Justice Brian M. Hoffstadt wrote that where there is an appeal from a post judgment order, “[t]he Court of Appeal has no independent duty to review the record for reasonably arguable issues” and where “the defendant does not file a supplemental brief, the Court of Appeal may dismiss the appeal as abandoned.”
The Third District Court of Appeal followed Hoffstadt’s approach in its Feb. 22, 2021 decision in People v. Figueras
In People v. Weisner, a Third District case decided last April 4, Justice Harry E. Hull Jr. took a different stance. He said in the majority opinion:
“Once we hold an appeal from a denial of postconviction relief is not subject to Wende review, we then have before us a ‘standard’ appeal from an order denying postconviction relief in which defendant, through counsel, has stated there are no issues that properly can be raised on appeal Under these circumstances, the appeal is abandoned and we will dismiss it.”
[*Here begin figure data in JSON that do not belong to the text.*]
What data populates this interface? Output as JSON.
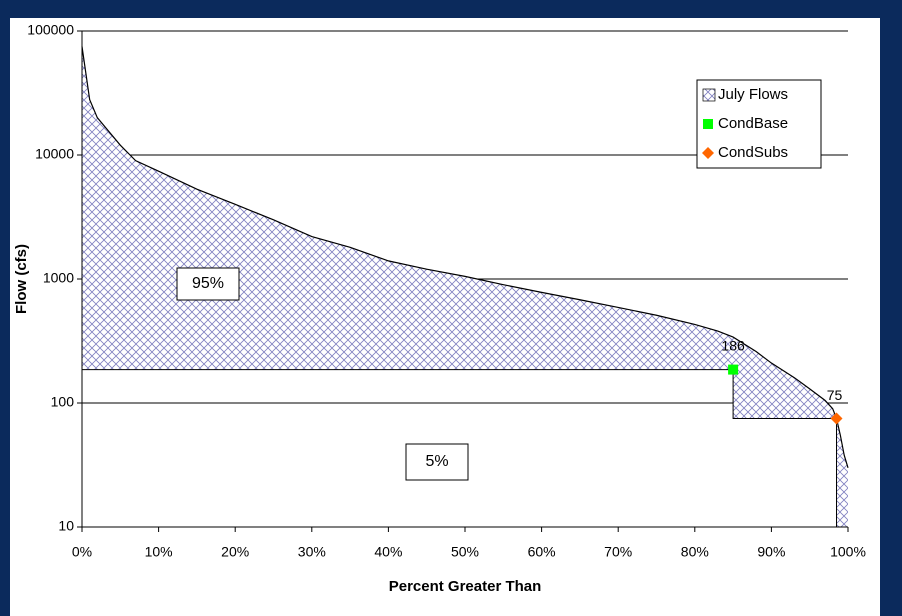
{
  "chart_data": {
    "type": "area",
    "x_label": "Percent Greater Than",
    "y_label": "Flow (cfs)",
    "log_y": true,
    "grid": true,
    "legend": "upper right",
    "xlim": [
      0,
      100
    ],
    "xticks": [
      {
        "value": 0,
        "label": "0%"
      },
      {
        "value": 10,
        "label": "10%"
      },
      {
        "value": 20,
        "label": "20%"
      },
      {
        "value": 30,
        "label": "30%"
      },
      {
        "value": 40,
        "label": "40%"
      },
      {
        "value": 50,
        "label": "50%"
      },
      {
        "value": 60,
        "label": "60%"
      },
      {
        "value": 70,
        "label": "70%"
      },
      {
        "value": 80,
        "label": "80%"
      },
      {
        "value": 90,
        "label": "90%"
      },
      {
        "value": 100,
        "label": "100%"
      }
    ],
    "ylim": [
      10,
      100000
    ],
    "yticks": [
      10,
      100,
      1000,
      10000,
      100000
    ],
    "series": [
      {
        "name": "July Flows",
        "color": "#8080c0",
        "x": [
          0,
          1,
          2,
          5,
          7,
          10,
          15,
          20,
          25,
          30,
          35,
          40,
          45,
          50,
          55,
          60,
          65,
          70,
          75,
          80,
          83,
          85,
          88,
          90,
          93,
          95,
          97,
          98,
          98.5,
          99,
          99.5,
          100
        ],
        "values": [
          75000,
          28000,
          20000,
          12000,
          9000,
          7400,
          5300,
          4000,
          3000,
          2200,
          1800,
          1400,
          1200,
          1050,
          900,
          780,
          680,
          590,
          510,
          430,
          380,
          340,
          260,
          210,
          160,
          130,
          105,
          90,
          75,
          55,
          38,
          30
        ]
      },
      {
        "name": "CondBase",
        "color": "#00ff00",
        "x": [
          85
        ],
        "values": [
          186
        ]
      },
      {
        "name": "CondSubs",
        "color": "#ff6600",
        "x": [
          98.5
        ],
        "values": [
          75
        ]
      }
    ],
    "annotations": [
      "95%",
      "5%"
    ]
  }
}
Unlike the circumstance where Wende applies, he continued, where the inmate has a right to offer his or her own brief, no such right exists in a non-Wende context, Hull set forth, explaining that “neither the Sixth Amendment nor the due process clause of the Fourteenth Amendment to the federal Constitution furnishes a basis for finding” a right of self-representation on appeal.
“The issues we here consider are pending before our Supreme Court and the court may in the future extend what have become known as ‘Wende procedures’ to appeals such as this one from orders denying postconviction relief. But it must be left up to that court to do so,” he wrote. “Until it does, appeals such as the one presently before us must be considered abandoned and ordered dismissed.”